As I type this now I’m so mad I’m crying.

I miss everything, you know. The boring, the bad, the scary, the let’s-never-go-to-bed-again-this-is-the-only-thing-worth-doing-until-we-die. And talking, I miss talking the most. I rarely ever do it these days. I can’t discuss any of my problems with my friends and family from home. How can I have problems when I’ve just bought a flat? When I’ve got Netflix?

I sip my lemon-less water and wait for the smoke to clear, secretly hoping my brain has learned its lesson well over the years, and will prove appropriately selective in terms of Barcelona memories.
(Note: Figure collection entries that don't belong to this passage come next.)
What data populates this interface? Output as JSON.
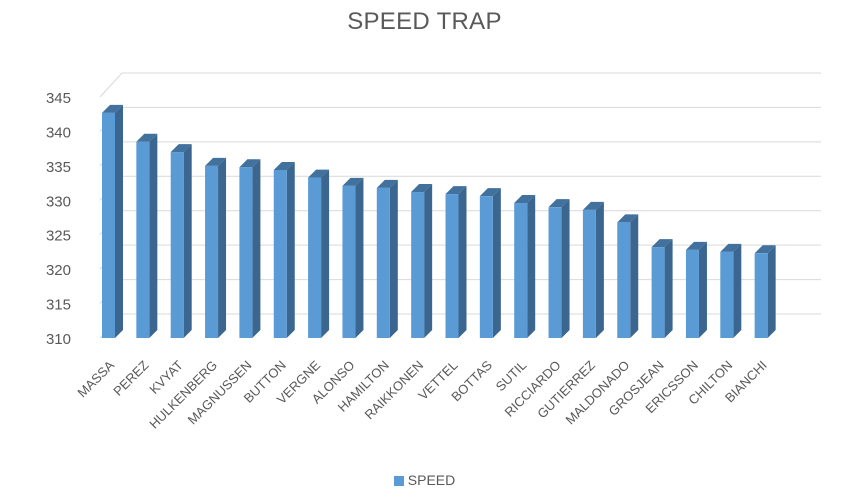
{
  "chart_data": {
    "type": "bar",
    "title": "SPEED TRAP",
    "categories": [
      "MASSA",
      "PEREZ",
      "KVYAT",
      "HULKENBERG",
      "MAGNUSSEN",
      "BUTTON",
      "VERGNE",
      "ALONSO",
      "HAMILTON",
      "RAIKKONEN",
      "VETTEL",
      "BOTTAS",
      "SUTIL",
      "RICCIARDO",
      "GUTIERREZ",
      "MALDONADO",
      "GROSJEAN",
      "ERICSSON",
      "CHILTON",
      "BIANCHI"
    ],
    "series": [
      {
        "name": "SPEED",
        "values": [
          342.7,
          338.5,
          337.0,
          335.0,
          334.8,
          334.4,
          333.3,
          332.1,
          331.8,
          331.2,
          330.9,
          330.6,
          329.6,
          329.0,
          328.6,
          326.8,
          323.2,
          322.8,
          322.5,
          322.3
        ]
      }
    ],
    "ylim": [
      310,
      345
    ],
    "yticks": [
      310,
      315,
      320,
      325,
      330,
      335,
      340,
      345
    ],
    "xlabel": "",
    "ylabel": "",
    "grid": true,
    "legend_position": "bottom",
    "colors": {
      "bar_front": "#5b9bd5",
      "bar_side": "#3a668f",
      "bar_top": "#41719c",
      "grid": "#d9d9d9",
      "text": "#595959"
    }
  }
}
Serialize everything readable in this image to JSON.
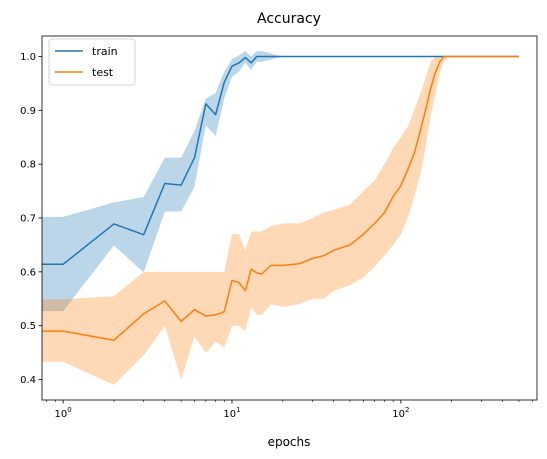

A map of broken friendships is the last thing I need in my perfect, British accented little life these days.


I bought a couple of picture frames on my lunch break today. I’ll spend tonight nailing things to the walls, leaving more permanent scars into the surfaces of this place. Then on Friday, my book shelves are coming. I’ve taken the day off and I’m planning to spend it sipping indecent amounts of Spanish wine, dusting, stacking and re-stacking my hardcovers. We’ll probably have a little house warming get together around Halloween, so I’d better learn how to turn the oven on by then.

My high school friend M gave birth to a baby girl yesterday. We spent the morning on FaceTime laughing and crying like silly teenagers, and I’m planning to open that first-night-in-the-new-flat bottle of champagne we’d forgotten about tonight, in her honor. Teodora. Thirty hours old. A piece of someone I used to share secrets with. Crazy how you can love a person based on just that. I guess there’s a very thin line between the everyday and the extraordinary, and the latter, exhausting as it is, is worth it sometimes.